Topology discovery (Store Client → Transfer Engine)
- MC_MS_AUTO_DISC (default 1): Auto-discover NIC/GPU topology. Set 0 to disable and provide rdma_devices manually.
- MC_MS_FILTERS (default empty): Optional comma-separated NIC whitelist when auto-discovery is enabled (e.g., mlx5_0,mlx5_2).
- If MC_MS_AUTO_DISC=0, pass rdma_devices (comma-separated) to the Python setup(...) call.
Transfer Engine metrics (disabled by default)
- MC_TE_METRIC (default 0/unset): Set to 1 to enable periodic engine metrics logging.
- MC_TE_METRIC_INTERVAL_SECONDS (default 5): Positive integer seconds between reports (effective only if metrics enabled).
Client metrics (enabled by default)
- MC_STORE_CLIENT_METRIC (default 1): Client-side metrics on by default; set 0 to disable entirely.
- MC_STORE_CLIENT_METRIC_INTERVAL (default 0): Reporting interval in seconds; 0 collects but does not periodically report.
Local memcpy optimization (Store transfer path)
- MC_STORE_MEMCPY (default 0/false): Set to 1 to prefer local memcpy when source/destination are on the same client.

Set the Log Level for yalantinglibs coro_rpc and coro_http#

By default, the log level is set to warning. You can customize it using the following environment variable:

export MC_YLT_LOG_LEVEL=info

This sets the log level for yalantinglibs (including coro_rpc and coro_http) to info.

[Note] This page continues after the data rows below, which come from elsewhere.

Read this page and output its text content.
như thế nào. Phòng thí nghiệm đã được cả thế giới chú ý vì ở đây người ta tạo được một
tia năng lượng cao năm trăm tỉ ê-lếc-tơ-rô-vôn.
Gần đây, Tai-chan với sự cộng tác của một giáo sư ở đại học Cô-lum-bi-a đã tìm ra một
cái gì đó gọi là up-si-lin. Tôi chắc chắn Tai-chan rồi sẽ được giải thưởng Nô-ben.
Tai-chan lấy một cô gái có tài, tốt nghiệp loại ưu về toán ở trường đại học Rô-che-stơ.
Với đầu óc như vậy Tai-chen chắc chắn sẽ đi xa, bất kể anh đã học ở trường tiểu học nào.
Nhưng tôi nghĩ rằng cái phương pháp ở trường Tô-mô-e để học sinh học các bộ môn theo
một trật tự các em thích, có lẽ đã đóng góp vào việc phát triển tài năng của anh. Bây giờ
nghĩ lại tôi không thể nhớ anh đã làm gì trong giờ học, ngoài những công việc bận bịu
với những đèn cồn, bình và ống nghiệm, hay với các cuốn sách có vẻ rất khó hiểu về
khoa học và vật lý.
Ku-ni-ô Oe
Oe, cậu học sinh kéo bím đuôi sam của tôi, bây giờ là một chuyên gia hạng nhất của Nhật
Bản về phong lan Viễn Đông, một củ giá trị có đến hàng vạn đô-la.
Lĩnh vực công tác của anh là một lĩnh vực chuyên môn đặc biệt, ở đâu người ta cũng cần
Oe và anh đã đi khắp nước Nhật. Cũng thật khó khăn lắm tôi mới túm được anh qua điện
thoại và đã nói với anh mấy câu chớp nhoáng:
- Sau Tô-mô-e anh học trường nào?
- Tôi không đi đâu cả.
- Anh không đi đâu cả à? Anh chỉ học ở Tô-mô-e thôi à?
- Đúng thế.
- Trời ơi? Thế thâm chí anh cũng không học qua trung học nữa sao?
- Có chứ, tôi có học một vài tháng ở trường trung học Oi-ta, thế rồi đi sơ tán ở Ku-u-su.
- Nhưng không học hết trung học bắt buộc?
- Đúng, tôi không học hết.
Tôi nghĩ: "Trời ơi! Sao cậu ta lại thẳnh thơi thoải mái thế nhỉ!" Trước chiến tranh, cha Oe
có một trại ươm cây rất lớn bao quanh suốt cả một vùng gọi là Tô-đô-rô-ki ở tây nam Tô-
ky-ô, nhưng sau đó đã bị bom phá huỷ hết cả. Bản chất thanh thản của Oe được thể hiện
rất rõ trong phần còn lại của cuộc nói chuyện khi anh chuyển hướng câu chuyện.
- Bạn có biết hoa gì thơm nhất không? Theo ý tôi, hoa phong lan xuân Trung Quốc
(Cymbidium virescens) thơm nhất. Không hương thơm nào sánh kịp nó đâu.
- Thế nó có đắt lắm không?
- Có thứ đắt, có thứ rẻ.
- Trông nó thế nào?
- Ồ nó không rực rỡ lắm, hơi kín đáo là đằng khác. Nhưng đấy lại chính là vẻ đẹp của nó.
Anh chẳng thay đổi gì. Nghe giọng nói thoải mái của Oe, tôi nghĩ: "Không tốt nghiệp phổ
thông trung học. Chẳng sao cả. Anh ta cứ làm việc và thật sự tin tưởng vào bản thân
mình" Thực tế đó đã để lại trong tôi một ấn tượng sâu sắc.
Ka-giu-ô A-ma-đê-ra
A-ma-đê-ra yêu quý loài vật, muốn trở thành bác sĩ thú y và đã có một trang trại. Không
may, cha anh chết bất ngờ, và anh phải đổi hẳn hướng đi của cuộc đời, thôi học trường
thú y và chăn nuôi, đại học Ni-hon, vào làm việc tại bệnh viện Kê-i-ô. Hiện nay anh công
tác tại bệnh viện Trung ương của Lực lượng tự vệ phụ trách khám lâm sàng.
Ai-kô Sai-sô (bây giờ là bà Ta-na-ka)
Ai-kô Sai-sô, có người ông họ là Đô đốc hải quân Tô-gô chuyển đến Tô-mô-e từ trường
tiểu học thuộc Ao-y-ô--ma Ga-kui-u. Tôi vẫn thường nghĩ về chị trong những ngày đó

Available log levels: trace, debug, info, warn (or warning), error, and critical.

Quick Tips#

Scale --rpc_thread_num with available CPU cores and workload.
Start with default eviction settings; adjust --eviction_high_watermark_ratio and --eviction_ratio based on memory pressure and object churn.
Use /metrics/summary during bring-up; integrate /metrics with Prometheus/Grafana for production.